Young William Henry Ireland, wanted to prove himself to the world, but most of all to his overbearing and dismissive father, who didn't believe he would ever amount to much. To please his Shakespeare-obsessed parent, Ireland began forging documents written or signed by William Shakespeare, creating a cover story in the process (he was getting them, he said, from a gentleman of his acquaintance who'd sworn him to secrecy). Samuel Ireland was thrilled, and greedily accepted everything his son brought to him (like others, he apparently never suspected young William Henry capable of such deception). The forger was careful in his technique (at least in terms of materials; many slips in orthography would later prove his undoing), but the demands of his father led him further and further into the morass of deceit he created for himself.
Eventually, the jig was up. William Henry claimed to have unearthed a wholly new Shakespeare play, Vortigern and Rowena, which his father arranged to have produced at London's Drury Lane Theatre (owned by Richard Brinsley Sheridan). Just before the play opened, scholarly critic Edmond Malone issued a book-length attack on the Shakespeare manuscripts (which Ireland's father had published), declaring them utter frauds. The play's first performance was also its last. But Samuel Ireland refused to believe his son's soon-proffered confession - he simply couldn't understand that his son the blockhead might have deceived him (and many others) for so long.
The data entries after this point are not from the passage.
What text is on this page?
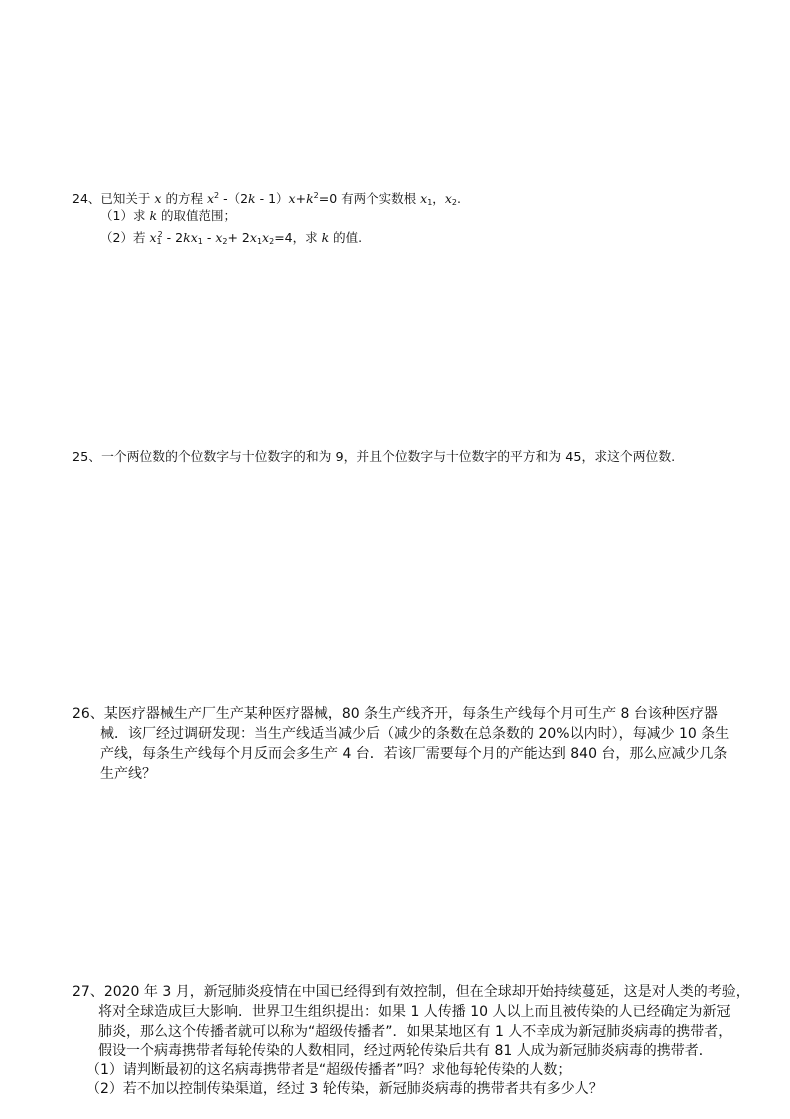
24、已知关于 x 的方程 $x^2$ $-(2k - 1)x+k^2=0$ 有两个实数根 $x_1$，$x_2$.
（1）求 k 的取值范围；
（2）若 $x_1^2 - 2kx_1 - x_2+ 2x_1x_2=4$，求 k 的值.
25、一个两位数的个位数字与十位数字的和为 9，并且个位数字与十位数字的平方和为 45，求这个两位数.
26、某医疗器械生产厂生产某种医疗器械，80 条生产线齐开，每条生产线每个月可生产 8 台该种医疗器
械．该厂经过调研发现：当生产线适当减少后（减少的条数在总条数的 20%以内时），每减少 10 条生
产线，每条生产线每个月反而会多生产 4 台．若该厂需要每个月的产能达到 840 台，那么应减少几条
生产线？
27、2020 年 3 月，新冠肺炎疫情在中国已经得到有效控制，但在全球却开始持续蔓延，这是对人类的考验，
将对全球造成巨大影响．世界卫生组织提出：如果 1 人传播 10 人以上而且被传染的人已经确定为新冠
肺炎，那么这个传播者就可以称为“超级传播者”．如果某地区有 1 人不幸成为新冠肺炎病毒的携带者，
假设一个病毒携带者每轮传染的人数相同，经过两轮传染后共有 81 人成为新冠肺炎病毒的携带者．
（1）请判断最初的这名病毒携带者是“超级传播者”吗？求他每轮传染的人数；
（2）若不加以控制传染渠道，经过 3 轮传染，新冠肺炎病毒的携带者共有多少人？
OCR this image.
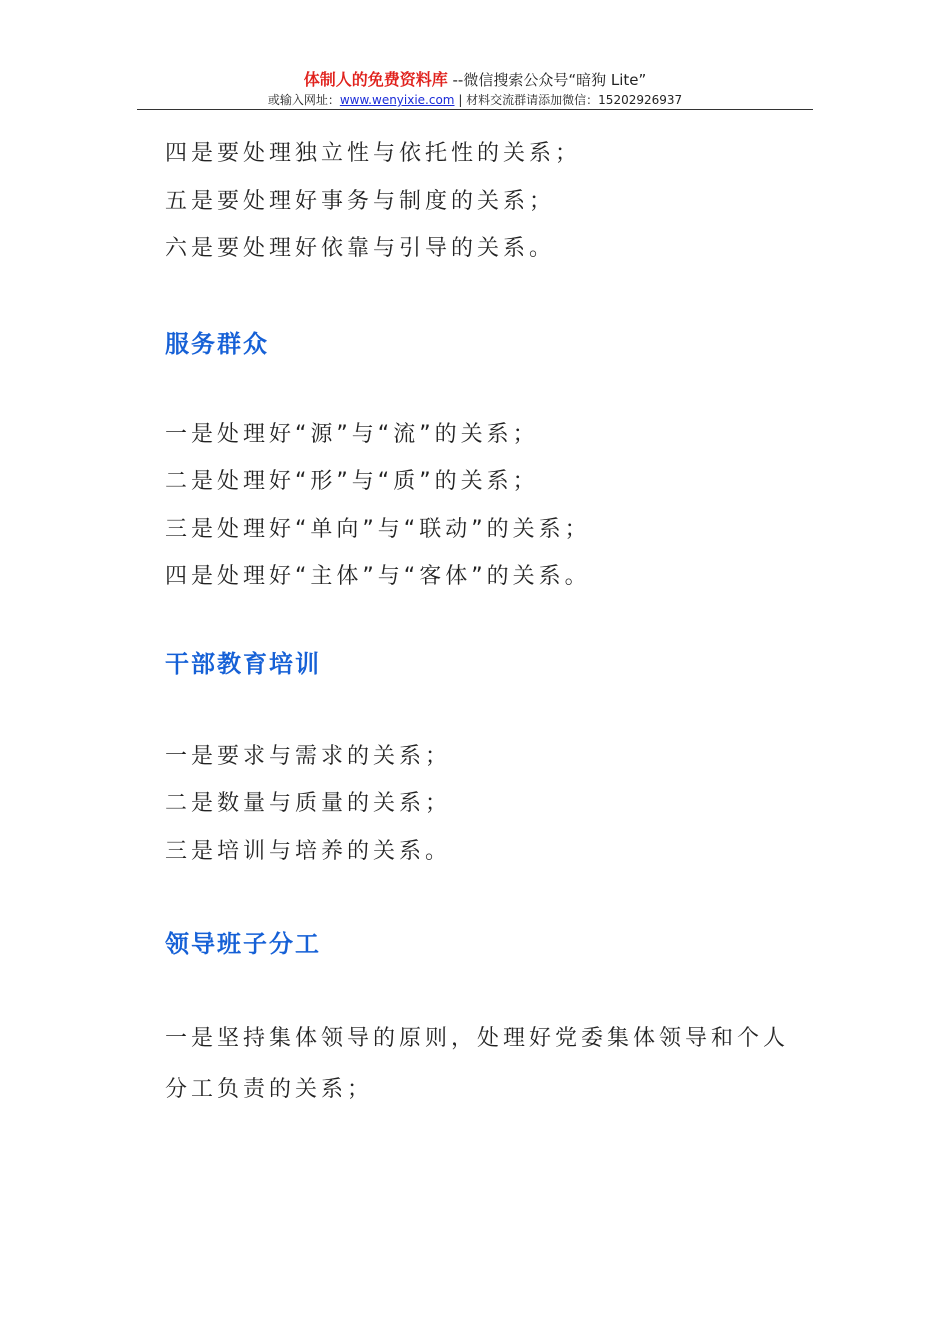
体制人的免费资料库 --微信搜索公众号“暗狗 Lite”
或输入网址：www.wenyixie.com | 材料交流群请添加微信：15202926937

四是要处理独立性与依托性的关系；

五是要处理好事务与制度的关系；

六是要处理好依靠与引导的关系。

服务群众

一是处理好“源”与“流”的关系；

二是处理好“形”与“质”的关系；

三是处理好“单向”与“联动”的关系；

四是处理好“主体”与“客体”的关系。

干部教育培训

一是要求与需求的关系；

二是数量与质量的关系；

三是培训与培养的关系。

领导班子分工

一是坚持集体领导的原则，处理好党委集体领导和个人分工负责的关系；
While Ireland awaits a full-length biography, and while there are more in-depth scholarly treatments of his forgeries, this is a suitable introduction. Stewart relies perhaps too much on Ireland's own confessions (sometimes contradictory versions of which appeared in 1796, 1805, and 1832), and the lack of in-text notes and a full bibliography is to be lamented. There must be more to be gleaned from the Samuel Ireland papers at the British Library or the materials in the Donald and Mary Hyde collection (now at Harvard). But as a starting point for explorations of this fascinating young man and his forgeries, Stewart's book is satisfactory. It sent me off to my shelf-full of books about the controversy more than once, and its overall message about the forgeries (that people are happy to see what they wish to see) is right on target. Some things, as they say, never change.